The framework methodology caters for decision making involving assessment of a wide range of alternatives across numerous evaluation criteria. When confronted with such an array of alternatives and criteria, it becomes difficult to sort, analyse, prioritise and make choices without the assistance of a tool or technique (Annandale and Lantzke, 2001). To assist the decision making process, the decision maker may use a multi criteria assessment framework or attempt to adopt common units between performance categories in order to integrate the financial, economic, environmental and social performance.
Both techniques offer a systematic and structured approach to assist in the analysis of options and hence have the effect of improving the quality of the decision and justifying actions as a result of outcomes. The tools assist comparison across different units such as tonnes of CO2-e and number of people employed. CBA requires that a further valuation step is undertaken to achieve the common monetised unit.
The act of simplifying complex system into simplified indicators is subject to criticism for failing to engender understanding about the complex issues relevant to the decision (Pickin, pers comms 2008). Further, it is suggested that CBA includes layers of uncertainty and assumption through which bias can enter (Pickin, 2006). He states the elusive valuations of environmental externalities are ripe for this type of bias.
Contra to this, one of the leading environmental economists of our time, David Pearce, has suggested that, despite the criticism, the use of monetary valuation for policy decision support carries less uncertainty than scientific presentation of data (Pearce, 2000). Pearce acknowledges that casual commentators suggest that the monetary valuation stage should be avoided due to uncertainty in the results. He suggests that this is a mistaken strategy and that avoiding the monetary valuation stage may seem like a rational response to the uncertainty embedded in the benefit estimates, but such a response adds at least two other forms of uncertainty.
Firstly, the ‘democratic’ uncertainty, this is the extent to which any outcome is now responsive to individuals’ preferences, and secondly the ‘decision-making’ uncertainty, i.e. the extent to which rational trade-offs between costs and benefits can be made’. Where the impacts are measured in non-monetary units and compared to costs, there is no apparent guideline on whether a policy is worth undertaking. Monetisation provides the guideline that policies should at least past a test to the effect that benefits should exceed costs.
In Multi Criteria Analysis (MCA), aggregation of performance indicators into common performance scores, may preserve the relative performance within an impact category but it may distort the relative performance across impact categories to the extent that the results are meaningless unless an alternative means for calibration between categories can be arrived at. Normalisation methods may be useful in this regard and used to determine the significance of the performance score with respect to the goal of the study in order to minimise the potential for error.

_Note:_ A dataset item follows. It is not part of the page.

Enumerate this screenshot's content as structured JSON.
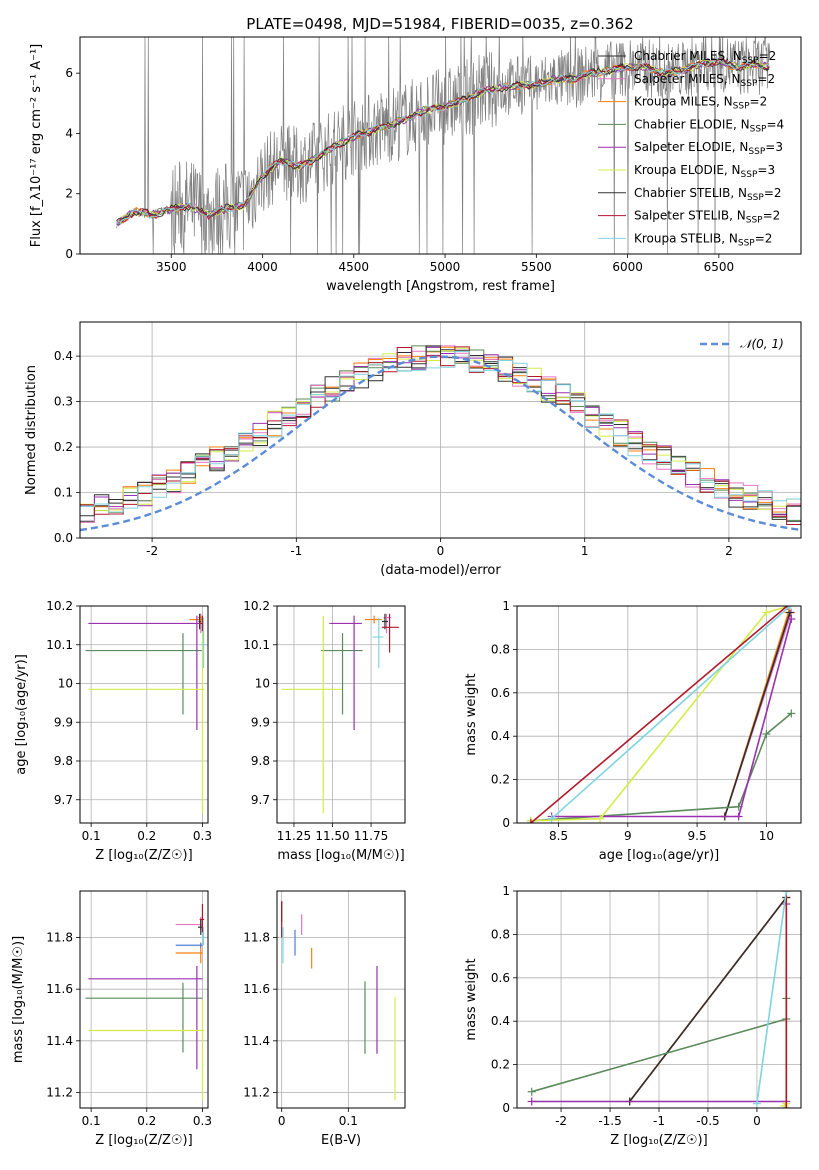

Two of the most popular decision support tools for waste management in Europe are Life Cycle Assessment (LCA) and Cost Benefit Analysis (European Topic Centre on Resource and Waste Management, 2001). As in Australia, both tools are the subject of debate and criticism. While any method that seeks to assess vast amounts of complex data and simplify it into performance indicators for a non-technical audience will contain assumptions and value judgements that may not suit all stakeholders.